Киваю. Неотрывно смотрю в его глаза и слышу свисток. Все закручивается очень быстро, наша пятерка вырывается вперед, ловлю передачу, веду, пробивая вратаря так называемых соперников.
Уже в душе чувствую легкое самодовольство. А еще в моей голове появляется не доброе, но вполне закономерное желание – подвинуть Фила. Марченко так и не вытянул меня из запаса, но видел и фиксировал все наши тренировки. Мне нужен всего лишь шанс, я должен показать себя в настоящей игре.
После тренировки думаю о Тее. Внутри селится протест – пошло оно все к черту. Я думаю так ровно до момента, пока не пересекаюсь с тренером. Он делает несколько персональных наставлений и просит принести ему забытый на трибуне планшет. Возвращаюсь на лед.
Забираю планшет, только сейчас понимая, что девочка, выписывающая пируэты, и есть Тея. Залипаю на этой притягательной картинке на несколько секунд и выхожу за дверь. Возвращаю Марченко пропажу. Сейчас по классике жанра я должен уехать домой, у меня куча дел, но я не могу. Сажусь на самом верху трибуны и наблюдаю, она уже давно разогрелась и обкатывает программу. Очень сосредоточенно, отдавая всю себя.

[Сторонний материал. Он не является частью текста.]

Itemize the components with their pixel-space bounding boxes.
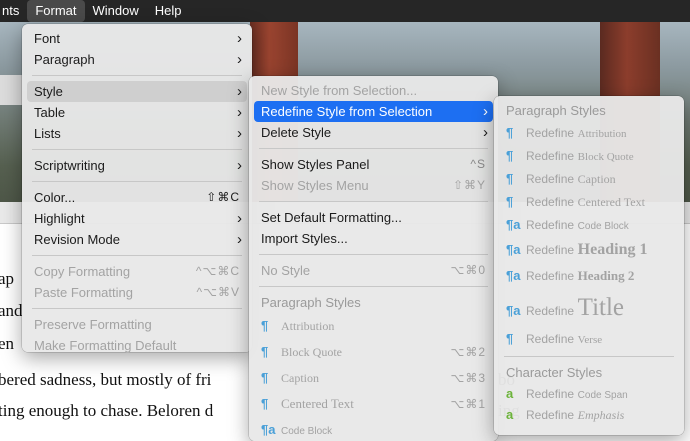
separator: [504, 356, 674, 357]
pilcrow-code-icon: ¶a: [261, 422, 276, 437]
doc-line: and: [0, 301, 23, 320]
redefine-item-verse[interactable]: ¶ Redefine Verse: [494, 327, 684, 351]
chevron-right-icon: ›: [237, 210, 242, 227]
separator: [32, 181, 242, 182]
menu-item-show-styles-panel[interactable]: Show Styles Panel ^S: [249, 154, 498, 175]
redefine-item-emphasis[interactable]: a Redefine Emphasis: [494, 404, 684, 425]
separator: [259, 286, 488, 287]
menu-item-new-style[interactable]: New Style from Selection...: [249, 80, 498, 101]
pilcrow-icon: ¶: [261, 370, 269, 385]
menu-item-style[interactable]: Style ›: [27, 81, 247, 102]
redefine-item-caption[interactable]: ¶ Redefine Caption: [494, 167, 684, 190]
menubar-documents[interactable]: nts: [0, 0, 27, 22]
style-item-caption[interactable]: ¶ Caption ⌥⌘3: [249, 365, 498, 391]
menubar-help[interactable]: Help: [147, 0, 190, 22]
doc-line: bered sadness, but mostly of fri: [0, 370, 212, 389]
menu-item-no-style[interactable]: No Style ⌥⌘0: [249, 260, 498, 281]
shortcut-label: ⌥⌘1: [450, 397, 486, 411]
shortcut-label: ⇧⌘Y: [452, 178, 486, 192]
separator: [259, 148, 488, 149]
redefine-item-code-span[interactable]: a Redefine Code Span: [494, 383, 684, 404]
menu-item-revision-mode[interactable]: Revision Mode ›: [22, 229, 252, 250]
pilcrow-icon: ¶: [506, 194, 514, 209]
pilcrow-code-icon: ¶a: [506, 217, 521, 232]
menubar-window[interactable]: Window: [85, 0, 147, 22]
redefine-item-heading-2[interactable]: ¶a Redefine Heading 2: [494, 263, 684, 289]
separator: [32, 255, 242, 256]
redefine-item-heading-1[interactable]: ¶a Redefine Heading 1: [494, 236, 684, 263]
separator: [32, 149, 242, 150]
section-header: Paragraph Styles: [261, 295, 361, 310]
menu-item-table[interactable]: Table ›: [22, 102, 252, 123]
pilcrow-icon: ¶: [261, 344, 269, 359]
menu-item-scriptwriting[interactable]: Scriptwriting ›: [22, 155, 252, 176]
separator: [259, 254, 488, 255]
separator: [32, 75, 242, 76]
redefine-item-code-block[interactable]: ¶a Redefine Code Block: [494, 213, 684, 236]
pilcrow-icon: ¶: [506, 148, 514, 163]
menu-item-copy-formatting[interactable]: Copy Formatting ^⌥⌘C: [22, 261, 252, 282]
separator: [32, 308, 242, 309]
menu-item-redefine-style[interactable]: Redefine Style from Selection ›: [254, 101, 493, 122]
shortcut-label: ^⌥⌘V: [196, 285, 240, 299]
chevron-right-icon: ›: [483, 124, 488, 141]
section-header: Paragraph Styles: [506, 103, 606, 118]
menu-item-set-default-formatting[interactable]: Set Default Formatting...: [249, 207, 498, 228]
menu-bar: nts Format Window Help: [0, 0, 690, 22]
chevron-right-icon: ›: [237, 51, 242, 68]
menu-item-make-formatting-default[interactable]: Make Formatting Default: [22, 335, 252, 356]
chevron-right-icon: ›: [237, 30, 242, 47]
redefine-item-title[interactable]: ¶a Redefine Title: [494, 289, 684, 327]
pilcrow-icon: ¶: [506, 171, 514, 186]
menu-item-color[interactable]: Color... ⇧⌘C: [22, 187, 252, 208]
separator: [259, 201, 488, 202]
character-style-icon: a: [506, 407, 514, 422]
section-header: Character Styles: [506, 365, 603, 380]
pilcrow-icon: ¶: [506, 331, 514, 346]
menu-item-paste-formatting[interactable]: Paste Formatting ^⌥⌘V: [22, 282, 252, 303]
pilcrow-icon: ¶: [261, 318, 269, 333]
chevron-right-icon: ›: [237, 231, 242, 248]
menu-item-font[interactable]: Font ›: [22, 28, 252, 49]
style-item-attribution[interactable]: ¶ Attribution: [249, 313, 498, 339]
redefine-item-block-quote[interactable]: ¶ Redefine Block Quote: [494, 144, 684, 167]
chevron-right-icon: ›: [237, 125, 242, 142]
doc-line: ap: [0, 269, 15, 288]
shortcut-label: ^⌥⌘C: [195, 264, 240, 278]
pilcrow-icon: ¶: [261, 396, 269, 411]
menu-item-show-styles-menu[interactable]: Show Styles Menu ⇧⌘Y: [249, 175, 498, 196]
style-submenu: New Style from Selection... Redefine Sty…: [249, 76, 498, 441]
shortcut-label: ^S: [470, 157, 486, 171]
shortcut-label: ⌥⌘2: [450, 345, 486, 359]
style-item-block-quote[interactable]: ¶ Block Quote ⌥⌘2: [249, 339, 498, 365]
chevron-right-icon: ›: [483, 103, 488, 120]
pilcrow-heading-icon: ¶a: [506, 242, 521, 257]
toolbar-fragment: [0, 75, 22, 105]
chevron-right-icon: ›: [237, 83, 242, 100]
menu-item-highlight[interactable]: Highlight ›: [22, 208, 252, 229]
redefine-item-centered-text[interactable]: ¶ Redefine Centered Text: [494, 190, 684, 213]
shortcut-label: ⇧⌘C: [206, 190, 240, 204]
menu-item-preserve-formatting[interactable]: Preserve Formatting: [22, 314, 252, 335]
pilcrow-icon: ¶: [506, 125, 514, 140]
style-item-code-block[interactable]: ¶a Code Block: [249, 417, 498, 441]
character-style-icon: a: [506, 386, 514, 401]
redefine-item-attribution[interactable]: ¶ Redefine Attribution: [494, 121, 684, 144]
doc-line: ting enough to chase. Beloren d: [0, 401, 214, 420]
menu-item-lists[interactable]: Lists ›: [22, 123, 252, 144]
redefine-submenu: Paragraph Styles ¶ Redefine Attribution ¶…: [494, 96, 684, 435]
pilcrow-heading-icon: ¶a: [506, 268, 521, 283]
chevron-right-icon: ›: [237, 104, 242, 121]
menu-item-import-styles[interactable]: Import Styles...: [249, 228, 498, 249]
menu-item-paragraph[interactable]: Paragraph ›: [22, 49, 252, 70]
pilcrow-heading-icon: ¶a: [506, 303, 521, 318]
shortcut-label: ⌥⌘0: [450, 263, 486, 277]
doc-line: en: [0, 334, 15, 353]
menu-item-delete-style[interactable]: Delete Style ›: [249, 122, 498, 143]
chevron-right-icon: ›: [237, 157, 242, 174]
shortcut-label: ⌥⌘3: [450, 371, 486, 385]
style-item-centered-text[interactable]: ¶ Centered Text ⌥⌘1: [249, 391, 498, 417]
menubar-format[interactable]: Format: [27, 0, 85, 22]
format-menu: Font › Paragraph › Style › Table › Lists › Sc…: [22, 24, 252, 353]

Красивый взмах рукой, движение, похожее на волчок, откат в сторону, небольшой разгон и прыжок. Неудачный. Тея распластывается на льду. Видя это, по инерции поднимаюсь на ноги, слегка подаваясь вперед. Ее голова опущена, и кажется, что подрагивают плечи. Кажется, потому что отсюда увидеть это просто нереально.
Я вижу подобную картинку раз пять. Идеально выверенные движение, но, стоит ей добраться до любого мало-мальского прыжка, как она приклеивается к земле. Правда, каждый раз поднимается, гордо выпрямляя спину, перед завершением говорит с тренером, тот подбадривающе хлопает ее по плечу, но я прекрасно понимаю, что все это фальшь. Ей не станет легче от подобного жеста, и неважно, насколько он искренен.
Арена пустеет, хочу уйти, дергаю ручку двери и слышу звук соприкосновения острых лезвий коньков со льдом. Она вернулась, но уже одна. Остаюсь там, где стою, просто наблюдаю. Проходит минут двадцать, прежде чем она решается прыгнуть снова, а потом еще раз и еще…
Каждая попытка становится лишь хуже предыдущей.
Еще несколько прыжков в таком темпе, с настолько натянутыми нервами, и она разобьет себе башку. Ее напряжение и отчаяние поглотило все пространство, это чувствуется, практически осязается. Воздух наэлектризовывается, очередная попытка равна падению. Только теперь она не поднимается, продолжает лежать на льду, накрывая лицо ладонями. Быстро сбегаю вниз, касаясь подошвами льда.